Sathî nazarlarla Risalelerden kendilerine göre çıkardıkları yerli-yersiz fetvalara sığınıp cereyanların cazibesine kapılıp gitmek daha kolay geliyor.
Belki de Nur’un beyanat ve tenvirlerine bile bile aykırı düşmektense, vurdum duymaz bir eda ile, mezarlıkta türkü söylercesine yol almak bazılarına daha ehven geliyor.
Risalelerdeki tevhid, nübüvvet, haşir ve ibadet meselelerini herkes derecesine göre zaten anlıyor ve dersini alıyor. Anlama dereceleri farklı da olsa ihtilâfa sebebiyet vermiyor. İstifade noktasında herkes hakkına razı oluyor. Asıl ihtilâf, içtimaî-siyasî meseleleri anlama ve kavramada ortaya çıkıyor. Bu ihtilâfı da, “Ümmetimin ihtilâfı rahmettir” hâdis-i şerifindeki mânaya hamledemiyoruz.

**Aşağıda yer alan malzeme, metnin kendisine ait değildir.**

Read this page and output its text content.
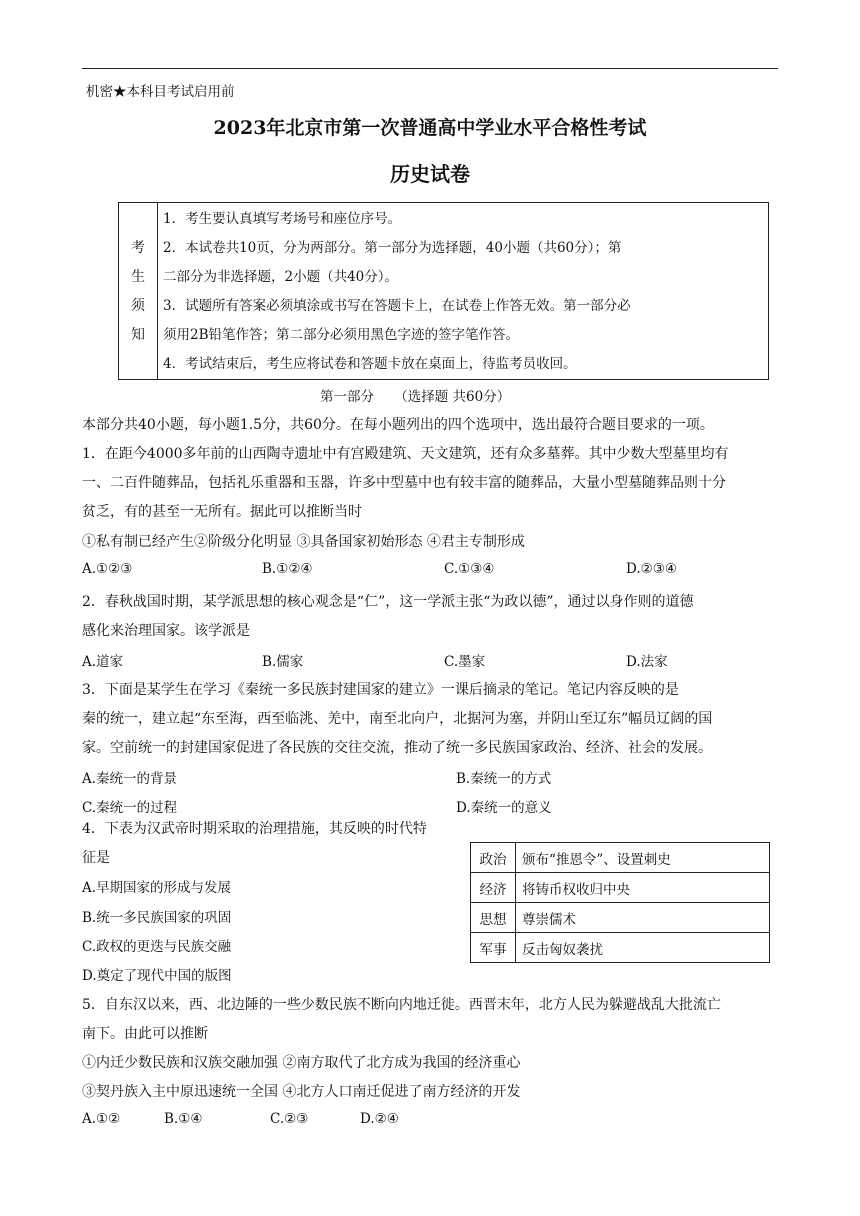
机密★本科目考试启用前
2023年北京市第一次普通高中学业水平合格性考试
历史试卷
考
生
须
知
1．考生要认真填写考场号和座位序号。
2．本试卷共10页，分为两部分。第一部分为选择题，40小题（共60分）；第
二部分为非选择题，2小题（共40分）。
3．试题所有答案必须填涂或书写在答题卡上，在试卷上作答无效。第一部分必
须用2B铅笔作答；第二部分必须用黑色字迹的签字笔作答。
4．考试结束后，考生应将试卷和答题卡放在桌面上，待监考员收回。
第一部分　　（选择题 共60分）
本部分共40小题，每小题1.5分，共60分。在每小题列出的四个选项中，选出最符合题目要求的一项。
1．在距今4000多年前的山西陶寺遗址中有宫殿建筑、天文建筑，还有众多墓葬。其中少数大型墓里均有
一、二百件随葬品，包括礼乐重器和玉器，许多中型墓中也有较丰富的随葬品，大量小型墓随葬品则十分
贫乏，有的甚至一无所有。据此可以推断当时
①私有制已经产生②阶级分化明显 ③具备国家初始形态 ④君主专制形成
A.①②③	B.①②④	C.①③④	D.②③④
2．春秋战国时期，某学派思想的核心观念是“仁”，这一学派主张“为政以德”，通过以身作则的道德
感化来治理国家。该学派是
A.道家	B.儒家	C.墨家	D.法家
3．下面是某学生在学习《秦统一多民族封建国家的建立》一课后摘录的笔记。笔记内容反映的是
秦的统一，建立起“东至海，西至临洮、羌中，南至北向户，北据河为塞，并阴山至辽东”幅员辽阔的国
家。空前统一的封建国家促进了各民族的交往交流，推动了统一多民族国家政治、经济、社会的发展。
A.秦统一的背景	B.秦统一的方式
C.秦统一的过程	D.秦统一的意义
4．下表为汉武帝时期采取的治理措施，其反映的时代特
征是
A.早期国家的形成与发展
B.统一多民族国家的巩固
C.政权的更迭与民族交融
D.奠定了现代中国的版图
政治	颁布“推恩令”、设置刺史
经济	将铸币权收归中央
思想	尊崇儒术
军事	反击匈奴袭扰
5．自东汉以来，西、北边陲的一些少数民族不断向内地迁徙。西晋末年，北方人民为躲避战乱大批流亡
南下。由此可以推断
①内迁少数民族和汉族交融加强 ②南方取代了北方成为我国的经济重心
③契丹族入主中原迅速统一全国 ④北方人口南迁促进了南方经济的开发
A.①②	B.①④	C.②③	D.②④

Zira müsbet bir ihtilâf değil.
Tahribata yol açıyor.
Risale-i Nur’un omuzlarımıza yüklediği; din, vatan ve millet namına olan vazifeler lâyıkıyla yerine getirilmemiş oluyor. Böylece din de, vatan da, millet de zarar görüyor. Telâfisi gittikçe zorlaşan tahribat, yıkım ve gerileme meydana geliyor. Hal-i âlem buna şahittir.

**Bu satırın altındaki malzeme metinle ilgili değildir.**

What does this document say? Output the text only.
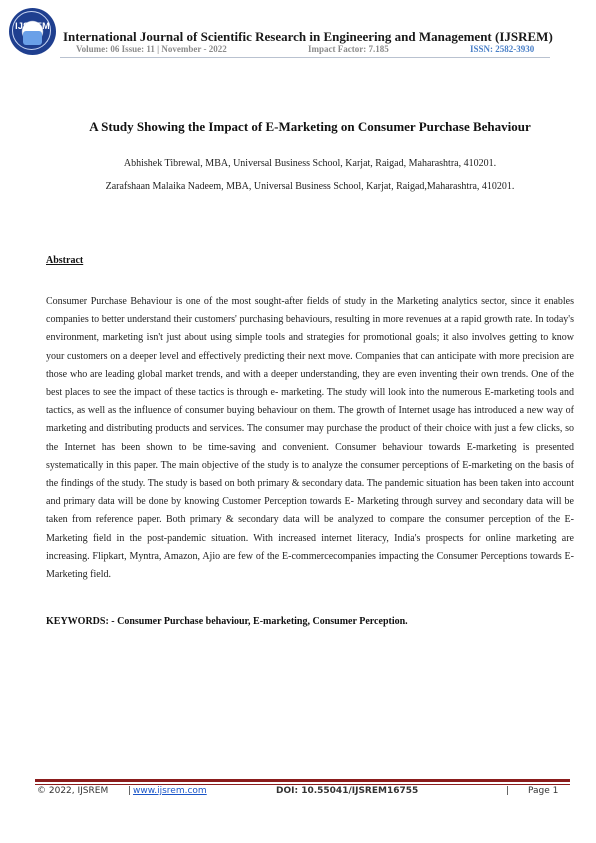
IJSREM
International Journal of Scientific Research in Engineering and Management (IJSREM)
Volume: 06 Issue: 11 | November - 2022	Impact Factor: 7.185	ISSN: 2582-3930
A Study Showing the Impact of E-Marketing on Consumer Purchase Behaviour
Abhishek Tibrewal, MBA, Universal Business School, Karjat, Raigad, Maharashtra, 410201.
Zarafshaan Malaika Nadeem, MBA, Universal Business School, Karjat, Raigad,Maharashtra, 410201.
Abstract

Consumer Purchase Behaviour is one of the most sought-after fields of study in the Marketing analytics sector, since it enables companies to better understand their customers' purchasing behaviours, resulting in more revenues at a rapid growth rate. In today's environment, marketing isn't just about using simple tools and strategies for promotional goals; it also involves getting to know your customers on a deeper level and effectively predicting their next move. Companies that can anticipate with more precision are those who are leading global market trends, and with a deeper understanding, they are even inventing their own trends. One of the best places to see the impact of these tactics is through e- marketing. The study will look into the numerous E-marketing tools and tactics, as well as the influence of consumer buying behaviour on them. The growth of Internet usage has introduced a new way of marketing and distributing products and services. The consumer may purchase the product of their choice with just a few clicks, so the Internet has been shown to be time-saving and convenient. Consumer behaviour towards E-marketing is presented systematically in this paper. The main objective of the study is to analyze the consumer perceptions of E-marketing on the basis of the findings of the study. The study is based on both primary & secondary data. The pandemic situation has been taken into account and primary data will be done by knowing Customer Perception towards E- Marketing through survey and secondary data will be taken from reference paper. Both primary & secondary data will be analyzed to compare the consumer perception of the E-Marketing field in the post-pandemic situation. With increased internet literacy, India's prospects for online marketing are increasing. Flipkart, Myntra, Amazon, Ajio are few of the E-commercecompanies impacting the Consumer Perceptions towards E-Marketing field.

KEYWORDS: - Consumer Purchase behaviour, E-marketing, Consumer Perception.
© 2022, IJSREM | www.ijsrem.com	DOI: 10.55041/IJSREM16755	| Page 1
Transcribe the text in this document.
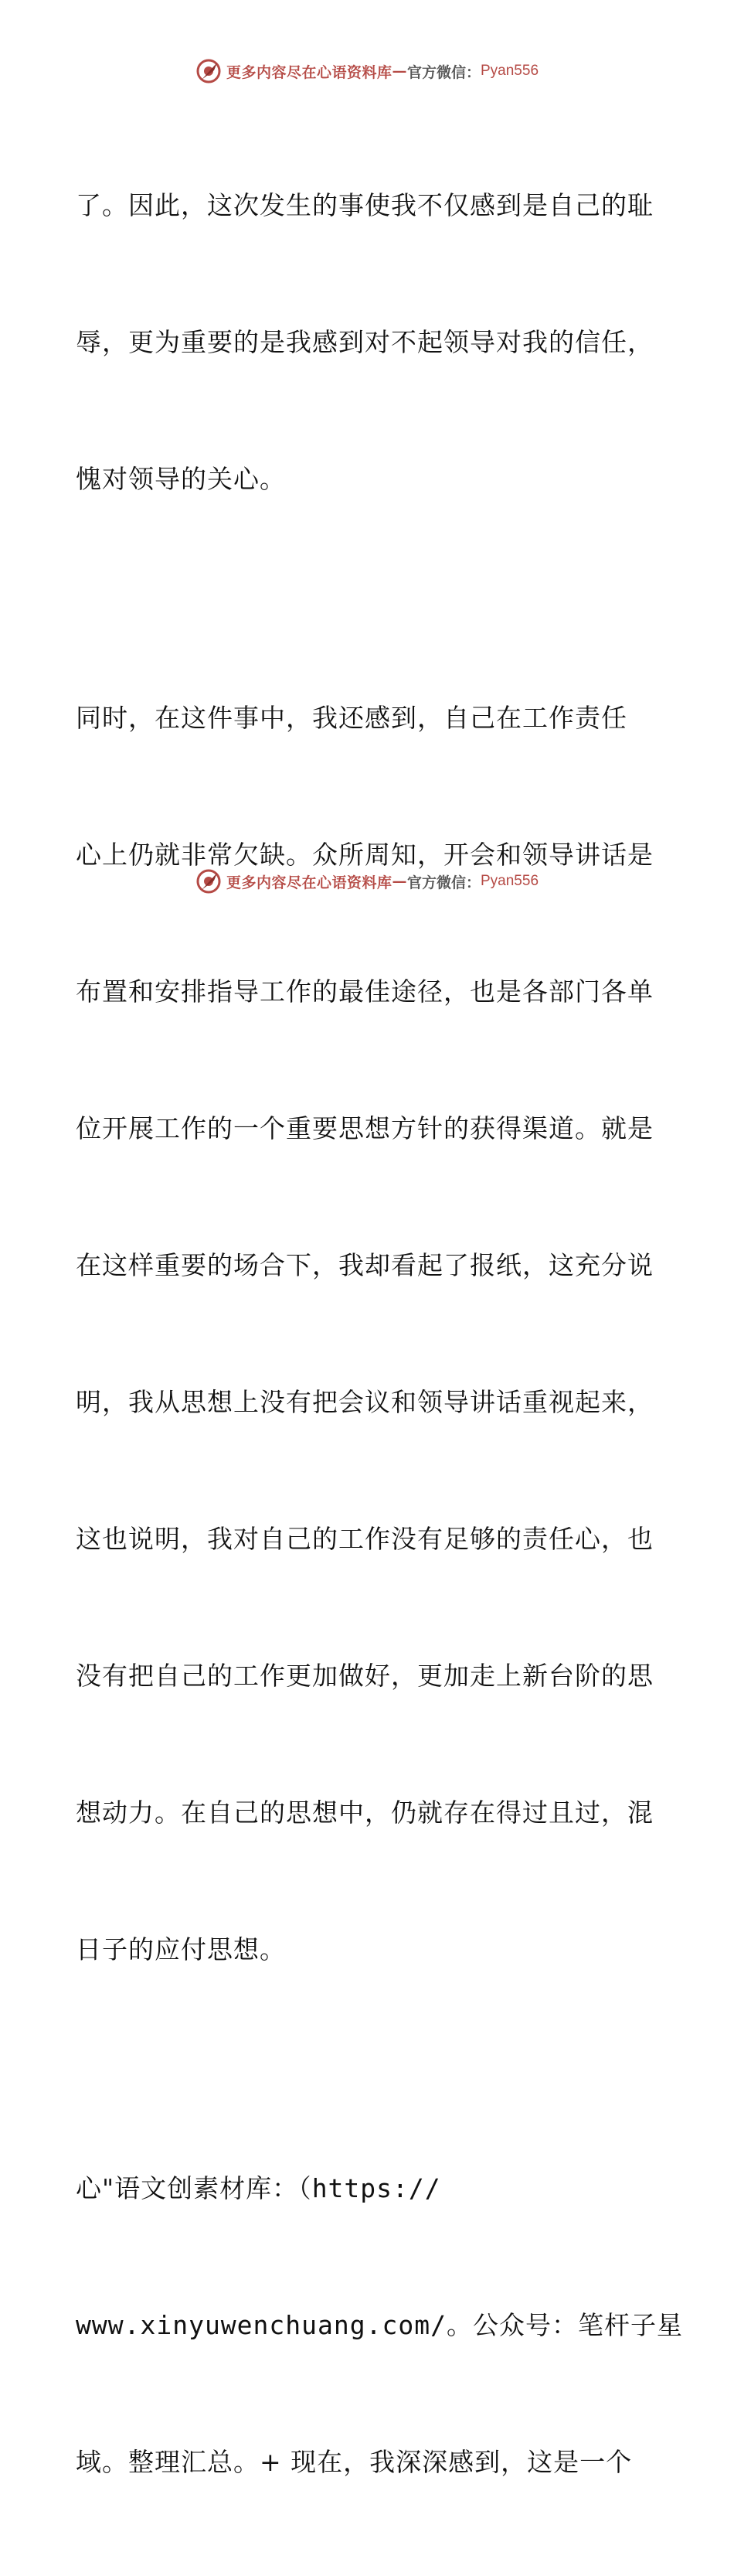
更多内容尽在心语资料库 — 官方微信： Pyan556

了。因此，这次发生的事使我不仅感到是自己的耻

辱，更为重要的是我感到对不起领导对我的信任，

愧对领导的关心。

同时，在这件事中，我还感到，自己在工作责任

心上仍就非常欠缺。众所周知，开会和领导讲话是

布置和安排指导工作的最佳途径，也是各部门各单

位开展工作的一个重要思想方针的获得渠道。就是

在这样重要的场合下，我却看起了报纸，这充分说

明，我从思想上没有把会议和领导讲话重视起来，

这也说明，我对自己的工作没有足够的责任心，也

没有把自己的工作更加做好，更加走上新台阶的思

想动力。在自己的思想中，仍就存在得过且过，混

日子的应付思想。

心"语文创素材库：（https://

www.xinyuwenchuang.com/。公众号：笔杆子星

域。整理汇总。+ 现在，我深深感到，这是一个

更多内容尽在心语资料库 — 官方微信： Pyan556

Üçüncü Said döneminde bizzat Üstâd’ın nezaretiyle ve vaziyet aldırmasıyla içtimaî vazife bihakkın deruhte edildi.
Üstad’ın vefatından ve 1960 ihtilâlinden sonraki dönemde Zübeyr Ağabeyli Nurcuların maharetiyle müstakim çizgi yine devam etti. Neşriyatımıza topyekûn sahip çıkılmasıyla aynı fikir birliği, aynı dikkat ve heyecanla yola devam edildi.
Lâkin 1980 darbesinin Nurculara da isabet etmesiyle, aynı mânâyı canlı tutma adına yapılan gayretler, sadece belli bir kesimin boynunda kalınca, ancak özü muhafaza ve ağacı yeşil tutmaya münhasır kaldı.
Elhasıl; Risale okuyanlar, hal ve gidişatı da iyi okuyabilmelidirler. Okumayınca n’olur?
Merak etmeyin, bugünkü halden daha fenası olmaz.
Son zamanlarda sosyal medyada Sungur Ağabeye atfedilen bir söz var ki, Risale-i Nur’un içtimaî hayata tatbiki noktasında bugünkü garip halin resmidir.
Şöyle diyor:
“Risaleleri bin kişi duyar, yüz kişi okur, on kişi anlar, bir kişi istikamette kalır.”
Biz de deriz ki:
İşte o ‘bir’ de, ‘bin’e bedeldir!..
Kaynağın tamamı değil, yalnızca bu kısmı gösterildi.